White House weighing a tax on remittances to Mexico to fund border wallWashington Examiner, Aug 31, 2017, Gabby Morrongiello
President Trump is mulling a tax on cash transfers between immigrants in the U.S. and their relatives in Mexico as a way to fund his promised border wall without forcing American taxpayers to open their wallets, according to sources familiar with the proposal.
Trump first floated the idea of taxing or halting person-to-person wire transfers, known as remittances, during his bid for the White House. A two-page memo released by his campaign last April described a plan "to compel Mexico to pay for the wall" by preventing immigrants from wiring money outside of the U.S. unless they can prove their legal status to law enforcement authorities.
Because the Mexican economy has become so dependent on wages sent home by migrant workers, which surpassed oil revenues as its leading source of foreign income in 2015, Trump said he could convince the country's leaders to make a "one-time payment of $5-10 billion" toward his border wall by threatening to stop the annual flow of billions of dollars from the U.S. to Mexico in the form of cash transfers.

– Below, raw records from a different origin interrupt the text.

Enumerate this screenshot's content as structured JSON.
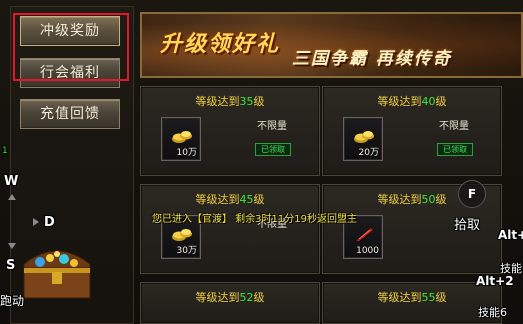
{
  "menu": {
    "items": [
      {
        "label": "冲级奖励",
        "active": true
      },
      {
        "label": "行会福利",
        "active": false
      },
      {
        "label": "充值回馈",
        "active": false
      }
    ]
  },
  "banner": {
    "title": "升级领好礼",
    "subtitle": "三国争霸  再续传奇"
  },
  "rewards": [
    {
      "prefix": "等级达到",
      "level": "35",
      "suffix": "级",
      "amount": "10万",
      "limit": "不限量",
      "status": "已领取",
      "item": "gold-ingot"
    },
    {
      "prefix": "等级达到",
      "level": "40",
      "suffix": "级",
      "amount": "20万",
      "limit": "不限量",
      "status": "已领取",
      "item": "gold-ingot"
    },
    {
      "prefix": "等级达到",
      "level": "45",
      "suffix": "级",
      "amount": "30万",
      "limit": "不限量",
      "status": "",
      "item": "gold-ingot"
    },
    {
      "prefix": "等级达到",
      "level": "50",
      "suffix": "级",
      "amount": "1000",
      "limit": "",
      "status": "",
      "item": "red-feather"
    },
    {
      "prefix": "等级达到",
      "level": "52",
      "suffix": "级",
      "amount": "",
      "limit": "",
      "status": "",
      "item": ""
    },
    {
      "prefix": "等级达到",
      "level": "55",
      "suffix": "级",
      "amount": "",
      "limit": "",
      "status": "",
      "item": ""
    }
  ],
  "hud": {
    "notice": "您已进入【官渡】 剩余3时11分19秒返回盟主",
    "key_w": "W",
    "key_d": "D",
    "key_s": "S",
    "key_f": "F",
    "pickup": "拾取",
    "alt1": "Alt+",
    "alt2": "Alt+2",
    "skill1": "技能",
    "skill2": "技能6",
    "run": "跑动",
    "small_number": "1"
  },
  "colors": {
    "highlight_border": "#e0182a",
    "level_green": "#3ce63c",
    "title_yellow": "#f0d040",
    "claimed_green": "#3ee05a"
  }
}
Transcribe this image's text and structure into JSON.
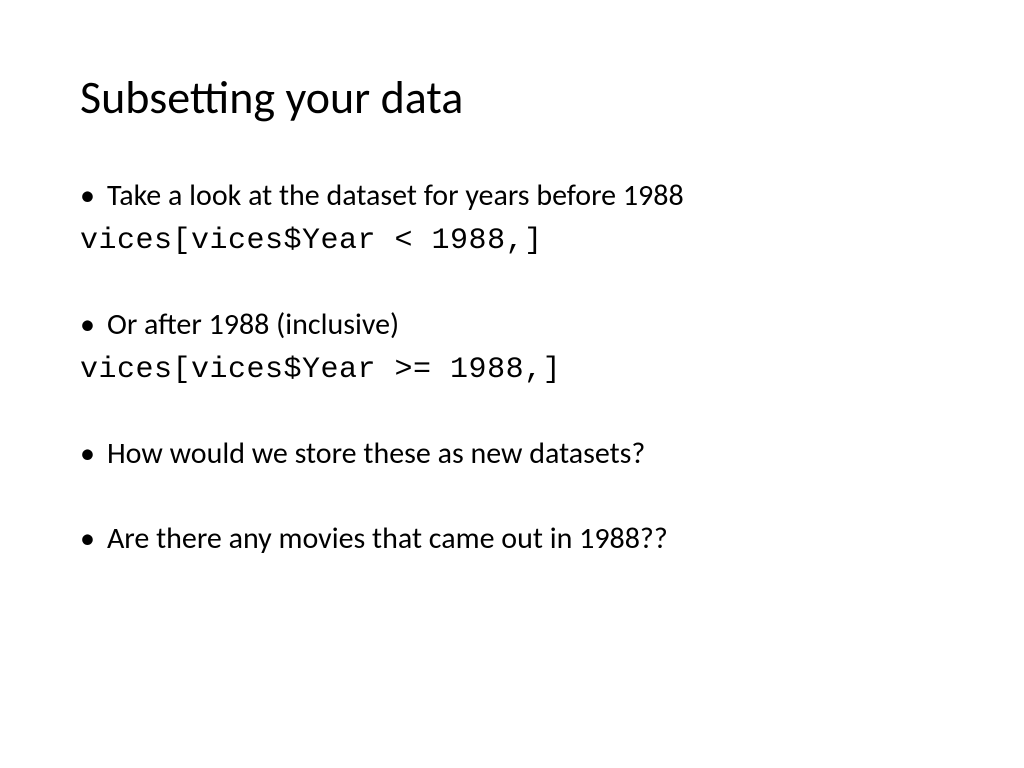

In 2016, Mexican immigrants living in the U.S. sent $27 billion to family members and friends in their native country.
They will live very, very frugally to save as much money as they can to send it back home," Rep. Mike Rogers, R-Ala., told the Washington Examiner.
Rogers introduced a bill in March to levy a 2 percent tax on all cash transfers from "anybody who remits to South America." The legislation, which is currently stuck in committees, would net a little more than $1 billion a year and "comport with President Trump's pledge to build a wall and make [Mexico] pay for it."